An der Europäischen Sicherheitspolitik übte Gabriel im Zusammenhang mit dem immer wieder beschworenen Aufbau militärischer Fähigkeiten heftige Kritik: "Wir tun bei der Debatte immer so, als ob wir morgen beim Masters-Golf-Turnier mitmachen wollen. Aber eigentlich können wir noch nicht mal Minigolf." Es werde für Europa sehr lange dauern, "um auch nur in die Nähe dessen zu kommen, was heute die Vereinigten Staaten mit der NATO für uns an Sicherheitsmöglichkeiten schaffen." Auch deshalb werde man international nicht immer ganz ernst genommen: "Wir gelten als die letzten Vegetarier in einer Welt der Fleischfresser – und seitdem die Briten die EU verlassen haben als die letzten Veganer."

Kein Fortschritt ohne Risiko

Die Politik solle aber nicht nur an Europas Verteidigungsschwäche arbeiten sondern sich auf  seine ökonomische Stärke besinnen und diese weiter stärken: Es sei "nach wie vor der größte Binnenmarkt. Deutschland mit seinen 82 Millionen ist die drittgrößte Volkswirtschaft der Welt." Aber Deutschland müsse aufpassen, nicht zum Museum zu werden. Der Ausbau des individuellen Rechtsstaats habe dazu geführt, dass jeder gegen alles klagen könne – und das auch tue. Dadurch hätten sich jedoch die politischen Handlungsspielräume stark verringert – und: "Wir sind insgesamt risikoaverser geworden. Ich kenne keinen wirtschaftlichen Fortschritt, der nicht auch bereit ist, Risiken einzugehen. Wir glauben immer, das Risiko mit noch mehr Regulierung wegregulieren können. Das wird nicht gehen. Wir werden manche Dinge auch einfach ausprobieren müssen. Wir werden viel schneller sein müssen als bisher. Und auch pragmatischer." Gabriel zeigte das am Beispiel der USA auf, die Klimaschutz durch Subventionen und Steuererleichterungen fördern, anstatt wie in Europa Fahrzeuge mit Verbrennungsmotoren zu verbieten: "Das halten die Amerikaner für einigermaßen verrückt. Ich halte das für, freundlich ausgesprochen, mutig."

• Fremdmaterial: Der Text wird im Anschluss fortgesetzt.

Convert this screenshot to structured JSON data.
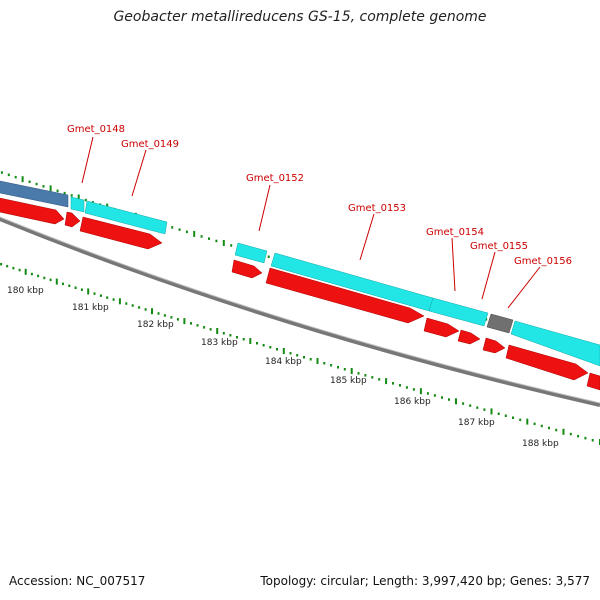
{
  "title": "Geobacter metallireducens GS-15, complete genome",
  "footer": {
    "accession": "Accession: NC_007517",
    "topology": "Topology: circular; Length: 3,997,420 bp; Genes: 3,577"
  },
  "colors": {
    "gene_label": "#cc0000",
    "forward_feature": "#22e6e6",
    "reverse_feature": "#ee1111",
    "blue_feature": "#4a7aaa",
    "gray_feature": "#707070",
    "backbone": "#888888",
    "tick": "#138a13"
  },
  "gene_labels": [
    "Gmet_0148",
    "Gmet_0149",
    "Gmet_0152",
    "Gmet_0153",
    "Gmet_0154",
    "Gmet_0155",
    "Gmet_0156"
  ],
  "kbp_labels": [
    "180 kbp",
    "181 kbp",
    "182 kbp",
    "183 kbp",
    "184 kbp",
    "185 kbp",
    "186 kbp",
    "187 kbp",
    "188 kbp"
  ]
}
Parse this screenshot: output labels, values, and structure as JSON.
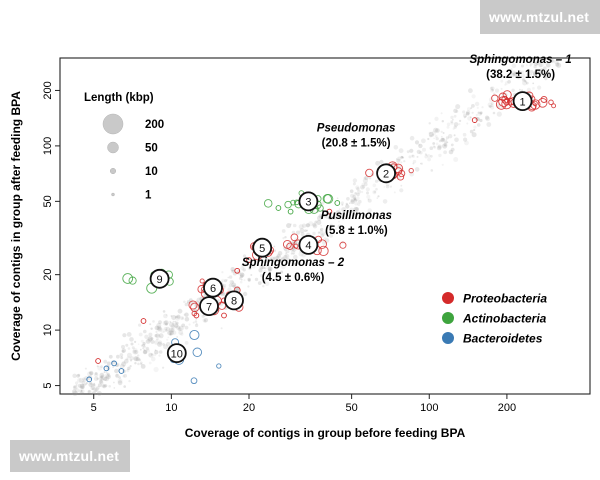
{
  "watermarks": {
    "top": "www.mtzul.net",
    "bottom": "www.mtzul.net"
  },
  "chart_data": {
    "type": "scatter",
    "xlabel": "Coverage of contigs in group before feeding BPA",
    "ylabel": "Coverage of contigs in group after feeding BPA",
    "xscale": "log",
    "yscale": "log",
    "xlim": [
      3.7,
      420
    ],
    "ylim": [
      4.5,
      300
    ],
    "xticks": [
      5,
      10,
      20,
      50,
      100,
      200
    ],
    "yticks": [
      5,
      10,
      20,
      50,
      100,
      200
    ],
    "grid": false,
    "size_legend": {
      "title": "Length (kbp)",
      "items": [
        {
          "label": "200",
          "value": 200
        },
        {
          "label": "50",
          "value": 50
        },
        {
          "label": "10",
          "value": 10
        },
        {
          "label": "1",
          "value": 1
        }
      ]
    },
    "color_legend": {
      "placement": "bottom-right",
      "items": [
        {
          "label": "Proteobacteria",
          "color": "#d42a2a"
        },
        {
          "label": "Actinobacteria",
          "color": "#3ea43e"
        },
        {
          "label": "Bacteroidetes",
          "color": "#3a7ab4"
        }
      ]
    },
    "groups": [
      {
        "number": "1",
        "x": 230,
        "y": 175,
        "phylum": "Proteobacteria"
      },
      {
        "number": "2",
        "x": 68,
        "y": 71,
        "phylum": "Proteobacteria"
      },
      {
        "number": "3",
        "x": 34,
        "y": 50,
        "phylum": "Actinobacteria"
      },
      {
        "number": "4",
        "x": 34,
        "y": 29,
        "phylum": "Proteobacteria"
      },
      {
        "number": "5",
        "x": 22.5,
        "y": 28,
        "phylum": "Proteobacteria"
      },
      {
        "number": "6",
        "x": 14.5,
        "y": 17,
        "phylum": "Proteobacteria"
      },
      {
        "number": "7",
        "x": 14,
        "y": 13.5,
        "phylum": "Proteobacteria"
      },
      {
        "number": "8",
        "x": 17.5,
        "y": 14.5,
        "phylum": "Proteobacteria"
      },
      {
        "number": "9",
        "x": 9,
        "y": 19,
        "phylum": "Actinobacteria"
      },
      {
        "number": "10",
        "x": 10.5,
        "y": 7.5,
        "phylum": "Bacteroidetes"
      }
    ],
    "annotations": [
      {
        "name": "Sphingomonas – 1",
        "value": "(38.2 ± 1.5%)",
        "x": 230,
        "y": 175
      },
      {
        "name": "Pseudomonas",
        "value": "(20.8 ± 1.5%)",
        "x": 68,
        "y": 71
      },
      {
        "name": "Pusillimonas",
        "value": "(5.8 ± 1.0%)",
        "x": 34,
        "y": 29
      },
      {
        "name": "Sphingomonas – 2",
        "value": "(4.5 ± 0.6%)",
        "x": 14,
        "y": 13.5
      }
    ]
  }
}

"Dämliche" Deutsche und Österreicher

Heftige Kritik übte Gabriel an der Ablehnung der Freihandelsabkommens mit den USA und Kanada. Europa könnte heute von der guten Wirtschaftsentwicklung in Nordamerika profitieren, "wenn wir nicht so dämlich gewesen wären, die Österreicher und die Deutschen vorneweg. Aber wir haben ja erklärt, dass wir von Chlorhühnchen bedroht werden und von allem möglichen anderen Unfug. Wir waren ja auch noch nicht mal bereit, ein Freihandelsabkommen mit Kanada zu unterschreiben. Kanada, ein Land, das europäischer ist als mancher europäischer Mitgliedsstaat." Dass auch das Freihandelsabkommen Mercosur mit Südamerika nie unterzeichnet worden sei, habe China ausgenutzt – "und dann jammern wir, dass die Chinesen uns schon wieder irgendwas wegnehmen. Das Problem ist nicht, dass China eine Strategie hat, sondern dass wir keine haben."

"China hat Menge eigener Probleme"

Trotz seiner aggressiven wirtschaftlichen Expansionsstrategie werde China "erstmal so schnell nicht wieder zu alten Wachstumszahlen kommen, weil China eine Menge eigener Probleme hat. Sie haben ein Riesenproblem auf dem Immobilienmarkt, sie haben ein Riesenproblem mit der Demografie. Erstmal wird China alt, bevor es reich wird. Sie haben die Folgen der Null-Covid-Politik noch nicht überstanden." Dazu komme abnehmendes Vertrauen unter den chinesischen Konsumenten. Dass es in den USA gleichzeitig wirtschaftlich gut laufe, werde auch Vorteile für Europa haben: "Ich persönlich habe, was Deutschland angeht, nicht so sehr Sorge vor der Konjunkturkrise. Krise ist in Deutschland dann, wenn die Arbeitslosigkeit steigt. Also wenn die nicht steigt, ist von Krisen nicht viel zu spüren".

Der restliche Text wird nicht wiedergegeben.